In SkyRoom, novelist Larry Gaudet tells the story of Shobac, a seaside
village recognized internationally as the masterwork of famed Canadian
architect Brian Mackay-Lyons.
In partnership with his wife Marilyn Mackay-Lyons and their family, he
has built a unique community over the granite ruins of a historic
settlement on the fogbound coast of Nova Scotia.
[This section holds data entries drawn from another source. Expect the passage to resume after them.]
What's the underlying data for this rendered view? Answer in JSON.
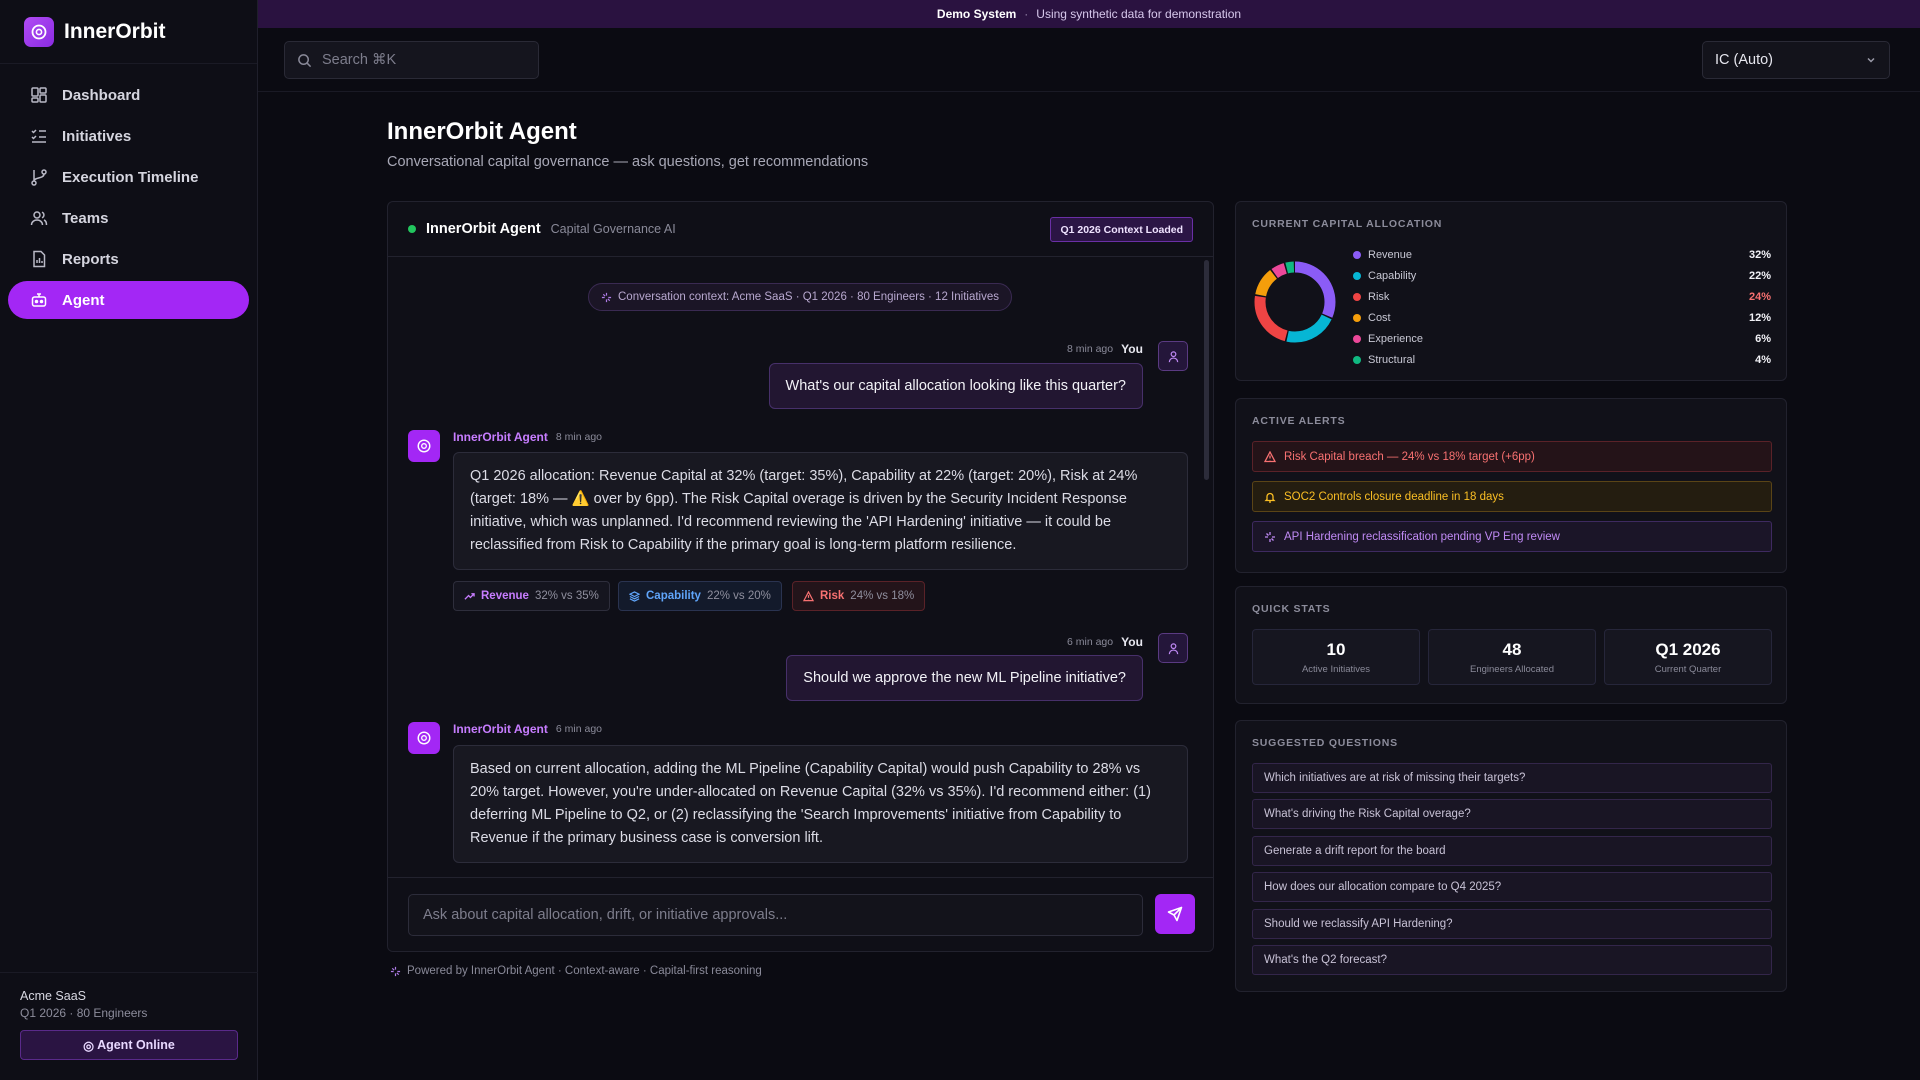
{
  "brand": {
    "name": "InnerOrbit"
  },
  "banner": {
    "title": "Demo System",
    "separator": "·",
    "text": "Using synthetic data for demonstration"
  },
  "nav": [
    {
      "label": "Dashboard",
      "icon": "dashboard-icon"
    },
    {
      "label": "Initiatives",
      "icon": "checklist-icon"
    },
    {
      "label": "Execution Timeline",
      "icon": "branch-icon"
    },
    {
      "label": "Teams",
      "icon": "users-icon"
    },
    {
      "label": "Reports",
      "icon": "report-icon"
    },
    {
      "label": "Agent",
      "icon": "bot-icon",
      "active": true
    }
  ],
  "footer": {
    "org": "Acme SaaS",
    "org_sub": "Q1 2026 · 80 Engineers",
    "status": "Agent Online",
    "status_glyph": "◎"
  },
  "topbar": {
    "search_placeholder": "Search ⌘K",
    "role": "IC (Auto)"
  },
  "page": {
    "title": "InnerOrbit Agent",
    "subtitle": "Conversational capital governance — ask questions, get recommendations"
  },
  "chat": {
    "title": "InnerOrbit Agent",
    "subtitle": "Capital Governance AI",
    "context_badge": "Q1 2026 Context Loaded",
    "context_pill": "Conversation context: Acme SaaS · Q1 2026 · 80 Engineers · 12 Initiatives",
    "messages": [
      {
        "role": "user",
        "author": "You",
        "time": "8 min ago",
        "text": "What's our capital allocation looking like this quarter?"
      },
      {
        "role": "agent",
        "author": "InnerOrbit Agent",
        "time": "8 min ago",
        "text": "Q1 2026 allocation: Revenue Capital at 32% (target: 35%), Capability at 22% (target: 20%), Risk at 24% (target: 18% — ⚠️ over by 6pp). The Risk Capital overage is driven by the Security Incident Response initiative, which was unplanned. I'd recommend reviewing the 'API Hardening' initiative — it could be reclassified from Risk to Capability if the primary goal is long-term platform resilience.",
        "tags": [
          {
            "label": "Revenue",
            "value": "32% vs 35%"
          },
          {
            "label": "Capability",
            "value": "22% vs 20%"
          },
          {
            "label": "Risk",
            "value": "24% vs 18%"
          }
        ]
      },
      {
        "role": "user",
        "author": "You",
        "time": "6 min ago",
        "text": "Should we approve the new ML Pipeline initiative?"
      },
      {
        "role": "agent",
        "author": "InnerOrbit Agent",
        "time": "6 min ago",
        "text": "Based on current allocation, adding the ML Pipeline (Capability Capital) would push Capability to 28% vs 20% target. However, you're under-allocated on Revenue Capital (32% vs 35%). I'd recommend either: (1) deferring ML Pipeline to Q2, or (2) reclassifying the 'Search Improvements' initiative from Capability to Revenue if the primary business case is conversion lift."
      }
    ],
    "input_placeholder": "Ask about capital allocation, drift, or initiative approvals...",
    "powered_by": "Powered by InnerOrbit Agent · Context-aware · Capital-first reasoning"
  },
  "allocation": {
    "title": "CURRENT CAPITAL ALLOCATION",
    "items": [
      {
        "label": "Revenue",
        "pct": "32%",
        "value": 32,
        "color": "#8b5cf6"
      },
      {
        "label": "Capability",
        "pct": "22%",
        "value": 22,
        "color": "#06b6d4"
      },
      {
        "label": "Risk",
        "pct": "24%",
        "value": 24,
        "color": "#ef4444",
        "alert": true
      },
      {
        "label": "Cost",
        "pct": "12%",
        "value": 12,
        "color": "#f59e0b"
      },
      {
        "label": "Experience",
        "pct": "6%",
        "value": 6,
        "color": "#ec4899"
      },
      {
        "label": "Structural",
        "pct": "4%",
        "value": 4,
        "color": "#10b981"
      }
    ]
  },
  "alerts": {
    "title": "ACTIVE ALERTS",
    "items": [
      {
        "text": "Risk Capital breach — 24% vs 18% target (+6pp)",
        "severity": "red",
        "icon": "warning-icon"
      },
      {
        "text": "SOC2 Controls closure deadline in 18 days",
        "severity": "amber",
        "icon": "bell-icon"
      },
      {
        "text": "API Hardening reclassification pending VP Eng review",
        "severity": "purple",
        "icon": "sparkle-icon"
      }
    ]
  },
  "quick_stats": {
    "title": "QUICK STATS",
    "items": [
      {
        "value": "10",
        "label": "Active Initiatives"
      },
      {
        "value": "48",
        "label": "Engineers Allocated"
      },
      {
        "value": "Q1 2026",
        "label": "Current Quarter"
      }
    ]
  },
  "suggested": {
    "title": "SUGGESTED QUESTIONS",
    "items": [
      "Which initiatives are at risk of missing their targets?",
      "What's driving the Risk Capital overage?",
      "Generate a drift report for the board",
      "How does our allocation compare to Q4 2025?",
      "Should we reclassify API Hardening?",
      "What's the Q2 forecast?"
    ]
  }
}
Among the structures at
Shobac are homes, barns, studios, cottages, fishing shacks, a boathouse,
even a schoolhouse, all designed in Mackay-Lyons's compelling
architectural language that fuses contemporary Modernism with Nova
Scotia building traditions.
SkyRoom is written in a new genre that Gaudet calls magic architectural
realism, blending fact with historical fiction in presenting the lives
of early inhabitants and visitors to the Shobac area, including Samuel
de Champlain, a Mi'kmaq mystic, an Acadian carpenter and other lively
characters whose ghostly presence swirl in the untold myths of this
coastal Shangri-La. More provocatively, Gaudet orchestrates imaginary
conversations between Mackay-Lyons and legendary figures in
architecture - Frank Lloyd Wright, Mies Van Der Rohe, Louis Kahn,
Charles Moore and others - all towards providing a novel perspective on
what goes into building communities and homes worth living in.